Austria
Bruckner 200Bruckner claro en Salzburgo
Josep Mª. Rota
Los Berliner Philharmoniker y su director, Kirill Petrenko, se presentaron el
domingo en Salzburgo dentro del ciclo “Orquestas invitadas”. Y lo hicieron con
la Quinta de Bruckner, que vino muy rodada, pues acababa de darse los días 23 y
24 en Berlín, como comienzo a la nueva temporada de
conciertos. Petrenko la había interpretado recientemente en Granada y en Rávena, y la volverá a interpretar en Berlín en el mes de septiembre. No puede hablarse
aquí, pues, de improvisación o de dejarse llevar por el momento y el lugar. La
visión del maestro austro-ruso parece clara y es evidente que Petrenko tiene
algo que decir; otra cosa es que a uno le parezca bien lo que dice o no.
Dispuso la orquesta a la antigua, con los segundos y las violas a la derecha, chelos en el centro y contrabajos a la derecha, detrás de los primeros violines, con las trompas al lado. Los Berliner Philharmoniker son un instrumento fabuloso, que impresiona, no ya de escuchar sino hasta de ver. Los músicos de la sección de madera, que tienen numerosos solos en la partitura, estuvieron estupendos en claridad y presencia; la sección de metal, como bloque, fue colosal; finalmente, la cuerda sonó compacta y brillante. Un conjunto de primerísimo nivel, que produce un sonido bellísimo y redondo.
La visión de Petrenko de la Quinta permite una comprensión casi académica del contrapunto bruckneriano, pero le resta unción y solemnidad. Al maestro le duró la sinfonía una hora y doce minutos. No fue una versión rápida (el primer movimiento se alargó hasta los 25 minutos), pero sí liviana. A pesar de la aparente brevedad, nunca resultó atolondrada. En el primer movimiento, los temas aparecieron siempre expuestos de manera clara, casi transparente, y Petrenko respetó las pausas con calma, aunque la coda resultó a todas luces precipitada.
El segundo movimiento avanzó de manera lineal, sin estira y afloja, bajo la férrea batuta del director (el gesto de Petrenko es claro, preciso, hasta puntilloso), sorteando los numerosos escollos que presenta la partitura.
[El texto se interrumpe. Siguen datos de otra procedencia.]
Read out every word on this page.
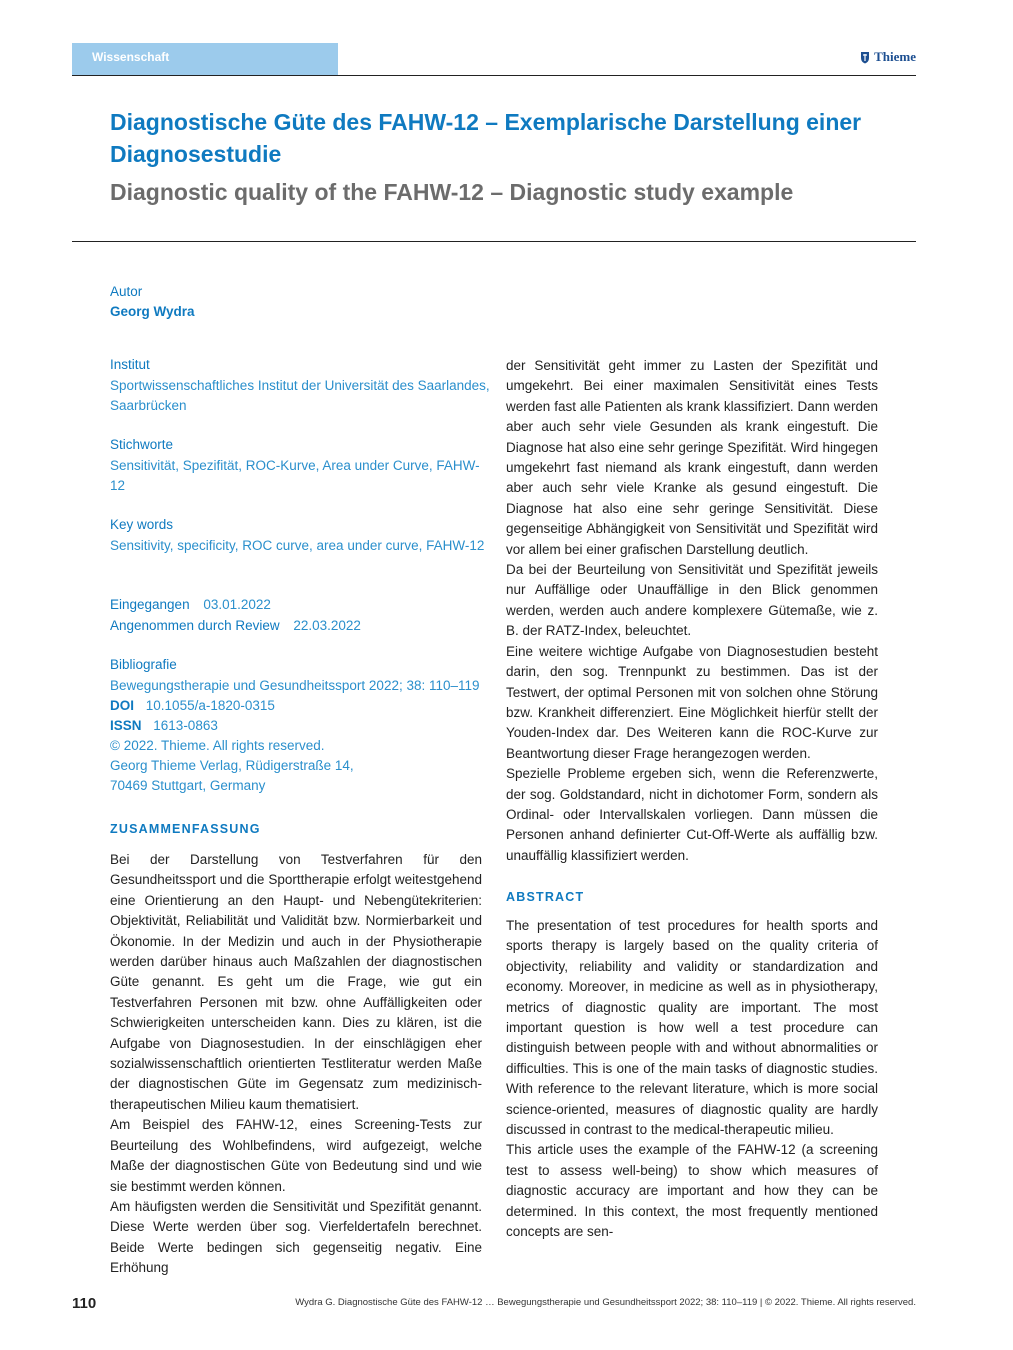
Wissenschaft	Thieme
Diagnostische Güte des FAHW-12 – Exemplarische Darstellung einer Diagnosestudie
Diagnostic quality of the FAHW-12 – Diagnostic study example
Autor
Georg Wydra
Institut
Sportwissenschaftliches Institut der Universität des Saarlandes, Saarbrücken
Stichworte
Sensitivität, Spezifität, ROC-Kurve, Area under Curve, FAHW-12
Key words
Sensitivity, specificity, ROC curve, area under curve, FAHW-12
Eingegangen 03.01.2022
Angenommen durch Review 22.03.2022
Bibliografie
Bewegungstherapie und Gesundheitssport 2022; 38: 110–119
DOI 10.1055/a-1820-0315
ISSN 1613-0863
© 2022. Thieme. All rights reserved.
Georg Thieme Verlag, Rüdigerstraße 14,
70469 Stuttgart, Germany
ZUSAMMENFASSUNG

Bei der Darstellung von Testverfahren für den Gesundheitssport und die Sporttherapie erfolgt weitestgehend eine Orientierung an den Haupt- und Nebengütekriterien: Objektivität, Reliabilität und Validität bzw. Normierbarkeit und Ökonomie. In der Medizin und auch in der Physiotherapie werden darüber hinaus auch Maßzahlen der diagnostischen Güte genannt. Es geht um die Frage, wie gut ein Testverfahren Personen mit bzw. ohne Auffälligkeiten oder Schwierigkeiten unterscheiden kann. Dies zu klären, ist die Aufgabe von Diagnosestudien. In der einschlägigen eher sozialwissenschaftlich orientierten Testliteratur werden Maße der diagnostischen Güte im Gegensatz zum medizinisch-therapeutischen Milieu kaum thematisiert.

Am Beispiel des FAHW-12, eines Screening-Tests zur Beurteilung des Wohlbefindens, wird aufgezeigt, welche Maße der diagnostischen Güte von Bedeutung sind und wie sie bestimmt werden können.

Am häufigsten werden die Sensitivität und Spezifität genannt. Diese Werte werden über sog. Vierfeldertafeln berechnet. Beide Werte bedingen sich gegenseitig negativ. Eine Erhöhung

der Sensitivität geht immer zu Lasten der Spezifität und umgekehrt. Bei einer maximalen Sensitivität eines Tests werden fast alle Patienten als krank klassifiziert. Dann werden aber auch sehr viele Gesunden als krank eingestuft. Die Diagnose hat also eine sehr geringe Spezifität. Wird hingegen umgekehrt fast niemand als krank eingestuft, dann werden aber auch sehr viele Kranke als gesund eingestuft. Die Diagnose hat also eine sehr geringe Sensitivität. Diese gegenseitige Abhängigkeit von Sensitivität und Spezifität wird vor allem bei einer grafischen Darstellung deutlich.

Da bei der Beurteilung von Sensitivität und Spezifität jeweils nur Auffällige oder Unauffällige in den Blick genommen werden, werden auch andere komplexere Gütemaße, wie z. B. der RATZ-Index, beleuchtet.

Eine weitere wichtige Aufgabe von Diagnosestudien besteht darin, den sog. Trennpunkt zu bestimmen. Das ist der Testwert, der optimal Personen mit von solchen ohne Störung bzw. Krankheit differenziert. Eine Möglichkeit hierfür stellt der Youden-Index dar. Des Weiteren kann die ROC-Kurve zur Beantwortung dieser Frage herangezogen werden.

Spezielle Probleme ergeben sich, wenn die Referenzwerte, der sog. Goldstandard, nicht in dichotomer Form, sondern als Ordinal- oder Intervallskalen vorliegen. Dann müssen die Personen anhand definierter Cut-Off-Werte als auffällig bzw. unauffällig klassifiziert werden.

ABSTRACT

The presentation of test procedures for health sports and sports therapy is largely based on the quality criteria of objectivity, reliability and validity or standardization and economy. Moreover, in medicine as well as in physiotherapy, metrics of diagnostic quality are important. The most important question is how well a test procedure can distinguish between people with and without abnormalities or difficulties. This is one of the main tasks of diagnostic studies. With reference to the relevant literature, which is more social science-oriented, measures of diagnostic quality are hardly discussed in contrast to the medical-therapeutic milieu.

This article uses the example of the FAHW-12 (a screening test to assess well-being) to show which measures of diagnostic accuracy are important and how they can be determined. In this context, the most frequently mentioned concepts are sen-

110	Wydra G. Diagnostische Güte des FAHW-12 … Bewegungstherapie und Gesundheitssport 2022; 38: 110–119 | © 2022. Thieme. All rights reserved.
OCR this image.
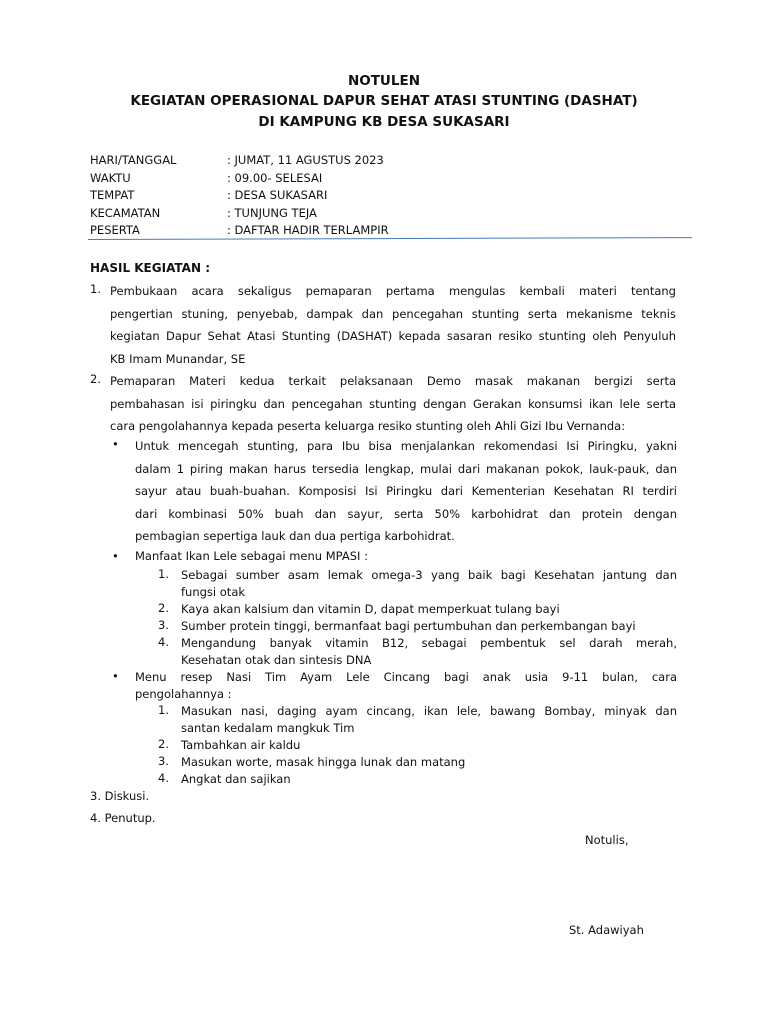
NOTULEN
KEGIATAN OPERASIONAL DAPUR SEHAT ATASI STUNTING (DASHAT)
DI KAMPUNG KB DESA SUKASARI
HARI/TANGGAL	: JUMAT, 11 AGUSTUS 2023
WAKTU	: 09.00- SELESAI
TEMPAT	: DESA SUKASARI
KECAMATAN	: TUNJUNG TEJA
PESERTA	: DAFTAR HADIR TERLAMPIR
HASIL KEGIATAN :
1. Pembukaan acara sekaligus pemaparan pertama mengulas kembali materi tentang
pengertian stuning, penyebab, dampak dan pencegahan stunting serta mekanisme teknis
kegiatan Dapur Sehat Atasi Stunting (DASHAT) kepada sasaran resiko stunting oleh Penyuluh
KB Imam Munandar, SE
2. Pemaparan Materi kedua terkait pelaksanaan Demo masak makanan bergizi serta
pembahasan isi piringku dan pencegahan stunting dengan Gerakan konsumsi ikan lele serta
cara pengolahannya kepada peserta keluarga resiko stunting oleh Ahli Gizi Ibu Vernanda:
• Untuk mencegah stunting, para Ibu bisa menjalankan rekomendasi Isi Piringku, yakni
dalam 1 piring makan harus tersedia lengkap, mulai dari makanan pokok, lauk-pauk, dan
sayur atau buah-buahan. Komposisi Isi Piringku dari Kementerian Kesehatan RI terdiri
dari kombinasi 50% buah dan sayur, serta 50% karbohidrat dan protein dengan
pembagian sepertiga lauk dan dua pertiga karbohidrat.
• Manfaat Ikan Lele sebagai menu MPASI :
1. Sebagai sumber asam lemak omega-3 yang baik bagi Kesehatan jantung dan
fungsi otak
2. Kaya akan kalsium dan vitamin D, dapat memperkuat tulang bayi
3. Sumber protein tinggi, bermanfaat bagi pertumbuhan dan perkembangan bayi
4. Mengandung banyak vitamin B12, sebagai pembentuk sel darah merah,
Kesehatan otak dan sintesis DNA
• Menu resep Nasi Tim Ayam Lele Cincang bagi anak usia 9-11 bulan, cara
pengolahannya :
1. Masukan nasi, daging ayam cincang, ikan lele, bawang Bombay, minyak dan
santan kedalam mangkuk Tim
2. Tambahkan air kaldu
3. Masukan worte, masak hingga lunak dan matang
4. Angkat dan sajikan
3. Diskusi.
4. Penutup.
Notulis,
St. Adawiyah
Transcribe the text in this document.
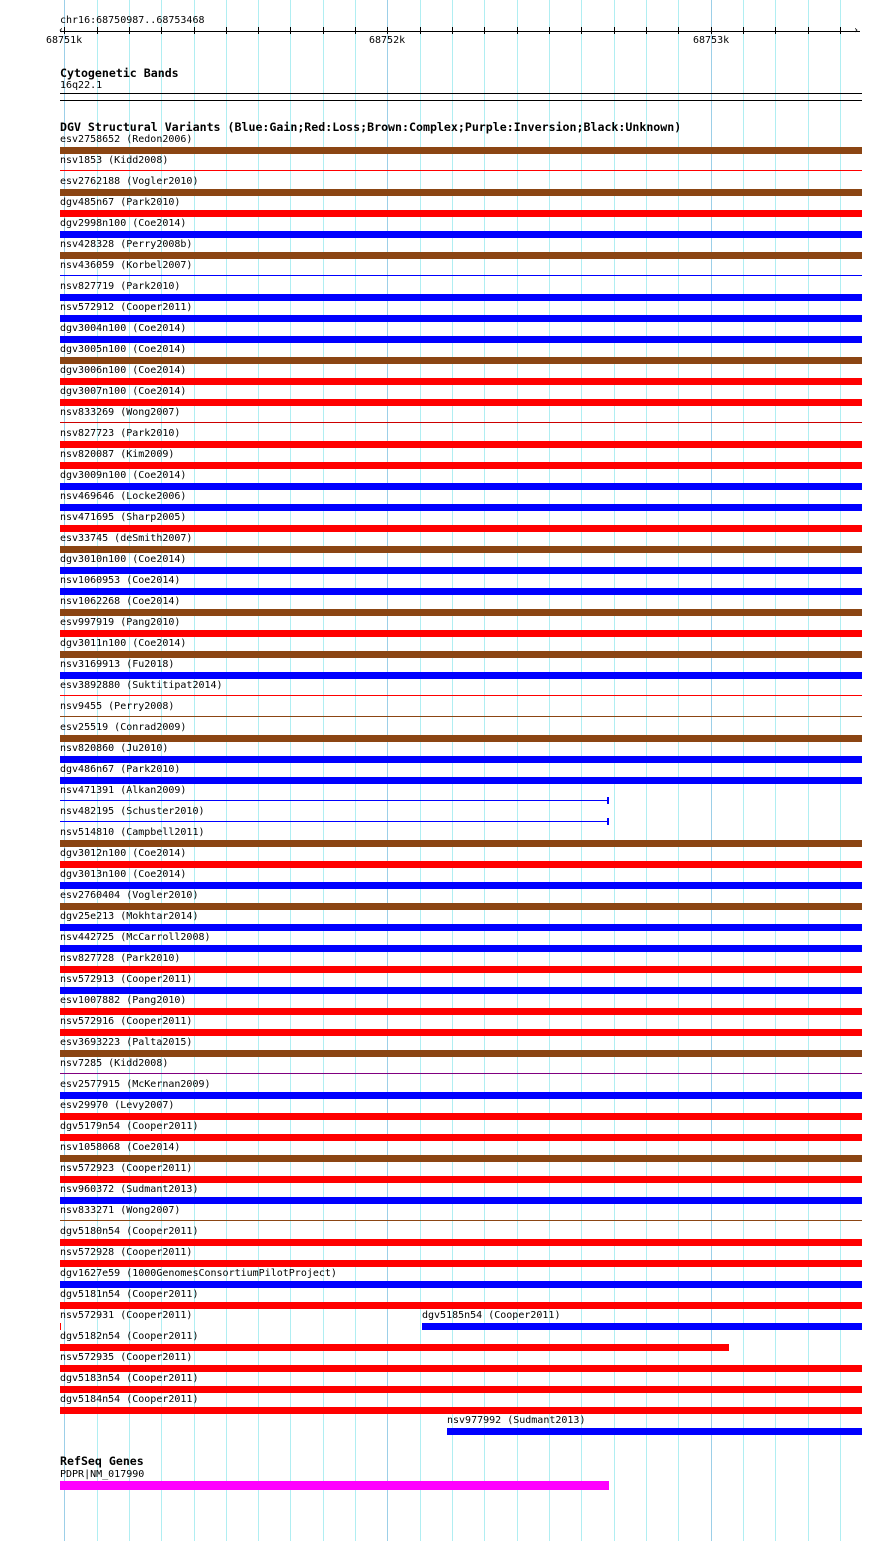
chr16:68750987..68753468
‹	›
68751k	68752k	68753k
Cytogenetic Bands
16q22.1
DGV Structural Variants (Blue:Gain;Red:Loss;Brown:Complex;Purple:Inversion;Black:Unknown)
esv2758652 (Redon2006)
nsv1853 (Kidd2008)
esv2762188 (Vogler2010)
dgv485n67 (Park2010)
dgv2998n100 (Coe2014)
nsv428328 (Perry2008b)
nsv436059 (Korbel2007)
nsv827719 (Park2010)
nsv572912 (Cooper2011)
dgv3004n100 (Coe2014)
dgv3005n100 (Coe2014)
dgv3006n100 (Coe2014)
dgv3007n100 (Coe2014)
nsv833269 (Wong2007)
nsv827723 (Park2010)
nsv820087 (Kim2009)
dgv3009n100 (Coe2014)
nsv469646 (Locke2006)
nsv471695 (Sharp2005)
esv33745 (deSmith2007)
dgv3010n100 (Coe2014)
nsv1060953 (Coe2014)
nsv1062268 (Coe2014)
esv997919 (Pang2010)
dgv3011n100 (Coe2014)
nsv3169913 (Fu2018)
esv3892880 (Suktitipat2014)
nsv9455 (Perry2008)
esv25519 (Conrad2009)
nsv820860 (Ju2010)
dgv486n67 (Park2010)
nsv471391 (Alkan2009)
nsv482195 (Schuster2010)
nsv514810 (Campbell2011)
dgv3012n100 (Coe2014)
dgv3013n100 (Coe2014)
esv2760404 (Vogler2010)
dgv25e213 (Mokhtar2014)
nsv442725 (McCarroll2008)
nsv827728 (Park2010)
nsv572913 (Cooper2011)
esv1007882 (Pang2010)
nsv572916 (Cooper2011)
esv3693223 (Palta2015)
nsv7285 (Kidd2008)
esv2577915 (McKernan2009)
esv29970 (Levy2007)
dgv5179n54 (Cooper2011)
nsv1058068 (Coe2014)
nsv572923 (Cooper2011)
nsv960372 (Sudmant2013)
nsv833271 (Wong2007)
dgv5180n54 (Cooper2011)
nsv572928 (Cooper2011)
dgv1627e59 (1000GenomesConsortiumPilotProject)
dgv5181n54 (Cooper2011)
nsv572931 (Cooper2011)	dgv5185n54 (Cooper2011)
dgv5182n54 (Cooper2011)
nsv572935 (Cooper2011)
dgv5183n54 (Cooper2011)
dgv5184n54 (Cooper2011)
nsv977992 (Sudmant2013)
RefSeq Genes
PDPR|NM_017990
El Scherzo tuvo vigor, pero sonó poco a danza rústica y casi más a elegante baile vienés.
El punto culminante de la sinfonía está su final1. Esto puede parecer de Perogrullo, pues casi siempre es así. Pero no en Bruckner. Por ejemplo, el punto culminante de la Sexta es el primer movimiento, mientras que en la Séptima es el segundo2. Diferente también de los casos en los que el punto culminante es el último movimiento, como la Cuarta o la Octava; en la Quinta, este punto se encuentra en el coral final (a partir del compás 583, con la indicación Chorale bis zum Ende fff). Sin embargo, todo está ya anunciado desde el principio, en la primera intervención homofónica del metal y se reafirma luego en el punto central (compases 338 a 345) del primer movimiento. Como Wagner con su Lohengrin, aquí también Bruckner empezó a componer por el final, empezando con el Finale y el Scherzo en febrero de 1875, para seguir con el primer movimiento y el Adagio en 18773. Ambos lo tenían claro.
Petrenko guio la orquesta con firmeza y seguridad hasta el esperado coral (Bruckner requiere paciencia y su Quinta, más). Sin embargo, a pocos compases del final, un caprichoso doble regulador estuvo a punto de arruinarlo todo. Tras los cinco acordes conclusivos, estalló en la sala una tremenda ovación. Un Bruckner claro, que, a lo que se ve, tiene sus entusiastas, aunque no es mi caso. De todas maneras, un gran concierto.